A bittersweet story in The New York Times recently. Textile historian Terry Satsuki Milhaupt was almost finished with her book on kimonos when she committed suicide in 2012. Her work was recently completed by her widower, Curtis Milhaupt. The book is titled Kimonos: A Modern History and an accompanying exhibit by the same name is happening at the Metropolitan Museum of Art. The New York Times has the story:
Ms. Milhaupt studied how kimonos over the last three centuries have revealed the wearers’ political leanings and cravings for westernization. The Met is filling galleries with clothing for firefighters, courtesans, actors and children in patterns including lobsters, demons, clouds and dewdrops. Paintings, photos and prints depict people manufacturing the textiles and sometimes opting instead for Western-style flounced gowns, tailored suits and bowler hats.
By the 1920s, Japanese men and women had started wrapping themselves in images of nightclub singers, cameras, train tickets and athletes. During World War II, warplanes, tanks, soldiers, machine guns, bombs and swastikas were added to the pattern options, even on toddlers’ outfits.
“The kimono has long served as a tableau on which to inscribe, describe and absorb the effects of modernization,” Ms. Milhaupt wrote.
The Japanese government battled against the more extravagant outfits, “prohibiting gold and silver leaf appliqué on the clothing of prostitutes,” she wrote. A women’s association proselytized for simple pantsuits. Dogmatic association members, Ms. Milhaupt wrote, “cut the flowing kimono sleeves of noncomplying women.”
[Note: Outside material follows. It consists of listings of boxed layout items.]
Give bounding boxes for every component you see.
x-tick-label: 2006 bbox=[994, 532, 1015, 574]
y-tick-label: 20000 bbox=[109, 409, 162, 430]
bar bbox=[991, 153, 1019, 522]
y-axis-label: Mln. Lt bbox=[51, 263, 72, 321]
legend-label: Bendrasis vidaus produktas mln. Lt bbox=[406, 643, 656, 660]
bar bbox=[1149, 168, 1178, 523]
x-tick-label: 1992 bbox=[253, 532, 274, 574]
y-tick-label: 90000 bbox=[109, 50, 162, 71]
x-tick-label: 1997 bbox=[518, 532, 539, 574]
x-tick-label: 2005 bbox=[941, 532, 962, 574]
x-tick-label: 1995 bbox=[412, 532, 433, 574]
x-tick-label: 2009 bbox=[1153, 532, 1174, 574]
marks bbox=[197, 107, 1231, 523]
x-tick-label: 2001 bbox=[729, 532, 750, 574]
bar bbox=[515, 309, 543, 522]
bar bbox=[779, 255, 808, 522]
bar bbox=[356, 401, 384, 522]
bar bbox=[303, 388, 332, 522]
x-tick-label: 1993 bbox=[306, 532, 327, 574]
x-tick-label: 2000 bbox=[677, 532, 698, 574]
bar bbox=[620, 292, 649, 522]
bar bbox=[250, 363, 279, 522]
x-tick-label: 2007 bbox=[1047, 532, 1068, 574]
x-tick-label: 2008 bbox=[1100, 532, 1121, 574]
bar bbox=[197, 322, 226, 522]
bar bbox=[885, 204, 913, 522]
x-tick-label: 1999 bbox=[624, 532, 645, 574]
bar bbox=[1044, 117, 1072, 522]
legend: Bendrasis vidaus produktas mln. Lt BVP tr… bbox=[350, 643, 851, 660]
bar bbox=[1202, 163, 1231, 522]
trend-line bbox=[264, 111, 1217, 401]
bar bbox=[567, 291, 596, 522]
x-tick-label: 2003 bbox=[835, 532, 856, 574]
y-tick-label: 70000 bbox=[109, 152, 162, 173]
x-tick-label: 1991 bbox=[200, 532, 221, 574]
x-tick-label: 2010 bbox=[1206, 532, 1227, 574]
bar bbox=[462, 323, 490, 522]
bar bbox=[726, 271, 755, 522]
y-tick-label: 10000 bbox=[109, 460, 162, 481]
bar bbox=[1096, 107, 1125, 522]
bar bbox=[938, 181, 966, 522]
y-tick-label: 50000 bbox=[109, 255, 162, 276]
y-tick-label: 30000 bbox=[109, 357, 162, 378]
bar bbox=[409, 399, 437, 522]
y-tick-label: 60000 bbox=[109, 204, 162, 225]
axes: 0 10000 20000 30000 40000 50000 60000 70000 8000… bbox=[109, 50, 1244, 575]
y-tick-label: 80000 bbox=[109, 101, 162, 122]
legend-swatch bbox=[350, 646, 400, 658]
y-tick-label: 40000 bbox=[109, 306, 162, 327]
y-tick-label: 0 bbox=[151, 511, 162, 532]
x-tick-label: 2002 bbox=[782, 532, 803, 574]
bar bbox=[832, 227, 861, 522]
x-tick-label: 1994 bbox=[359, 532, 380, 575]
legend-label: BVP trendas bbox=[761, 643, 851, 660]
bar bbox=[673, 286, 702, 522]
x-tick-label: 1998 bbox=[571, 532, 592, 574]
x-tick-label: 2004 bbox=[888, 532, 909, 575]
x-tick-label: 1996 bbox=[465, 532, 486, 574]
For those who can’t get to The Met, there are several other kimono events happening around the country (and one in Japan). Again, from the NYT:
Three current kimono exhibitions run through Oct. 19: “Kimono for a Modern Age,” at the Los Angeles County Museum of Art, contains robes patterned with Sputniks, ice floes and penguins. The Art Gallery of Greater Victoria, in British Columbia, is offering a survey of kimono history, as well as a show featuring some of the possessions of the geisha singer Ichimaru. She changed fabric patterns seasonally, depending upon which flowers were in bloom, and her clothes also depicted her Tokyo neighborhood, known for its geisha trade. Next year, Mr. Weber will lend kimonos to the Asian Art Museum in San Francisco, the Museum of International Folk Art in Santa Fe and the Miho Museum near Kyoto, Japan.
Certainly sounds worth checking out.